There are certain days when work gets in the way of one’s rockstarness.
It’s hard to be a full-fledged rockstar when you have so much responsibility.
That’s why I am now accepting applications for a personal assistant.
To be the personal assistant to the Cuffist, one must possess a few qualities that I will happily list:
1. Wake-up skills. The Cuffist hates waking to the ruthless RANT-RANT-RANT of her Wal-Mart alarm clock every afternoon.
All applicants must wake the Cuffist with a nice back rub, a soothing voice and the smell of freshly brewed coffee.
2. Planner abilities. The Cuffist never has/is not able to/will not attempt to keep a planner.
But, she has important frisbee dates, afternoon drink sessions and free cafeteria dinners to attend.
The personal assistant will be expected to maintain a record of these important dates and usher the Cuffist to them.
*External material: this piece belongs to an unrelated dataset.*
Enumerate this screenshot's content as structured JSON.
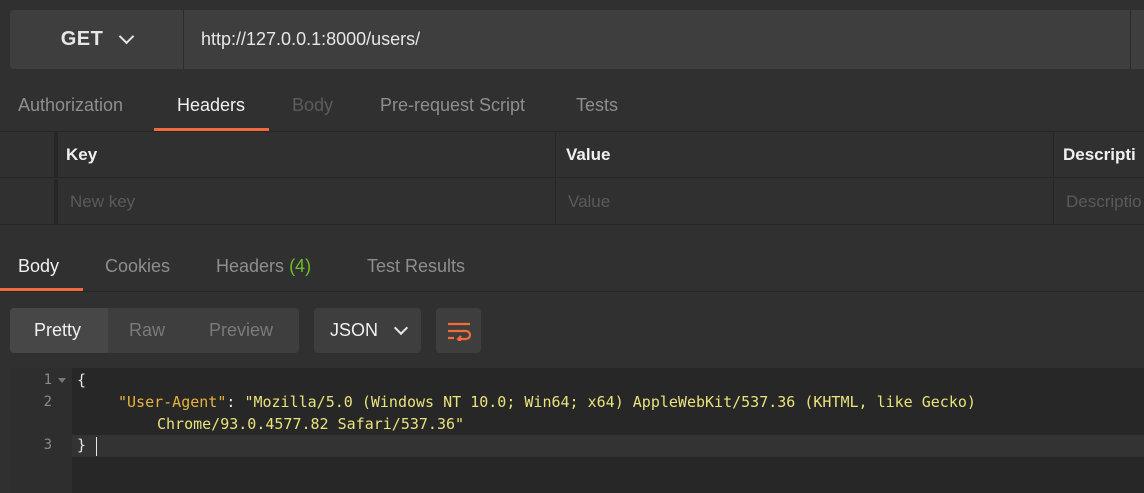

3. Mad driving skills. Speaking of ushering, the PA will be expected to drive the Cuffist’s car whenever the Cuffist is: tired, bored, not up to driving, sick, scared, angry, happy, full, drunk, in love, crushing, busy or otherwise engaged.
(All applicants must be able to drive a standard.)
4. Networking skills. The PA must be able to introduce Cuffist to persons of interest (i.e. hot people), as Cuffist is actually a douchebag who gets nervous around new hot people.
The Cuffist’s PA also must be prepard to thwart crappy people from approaching the Cuffist.
Although the Cuffist is generally happy to talk to both of her fans, sometimes “her divaness” prefers to avoid said weirdos.
5. Bagel-preparation know-how. All bagels must be of the “everything” variety, toasted medium-dark, with a lot of cream cheese and fresh-ground black pepper, unless otherwise noted.
6. Humor. The PA must laugh at all of the Cuffist’s jokes and stories, even if the joke or story has been told many times and/or is not funny.
(This especially applies to the “Two peanuts were walking down the street. One was assaulted.” joke.)
7. Puppy love. Assistant must love Cuffist’s dog totally and unconditionally.
8. VCR capabilities. Assistant must be able to record all episodes of Passions, Good Day Live, American Idol, Sorority Life, World’s Scariest Police Videos, and When Farm Animals Attack.
9. Nimble fingers. Assistant must roll, light and dispose of Cuffist’s cigarettes.
10. Undying loyalty. Under no circumstances is the PA to assist Christina Stephens or other members of The Reveille staff.
She/they can get off their lazy butts and do their own work.
Please e-mail applications to [email protected].
Cuffist is an equal opportunity employer. As long as you’re hot.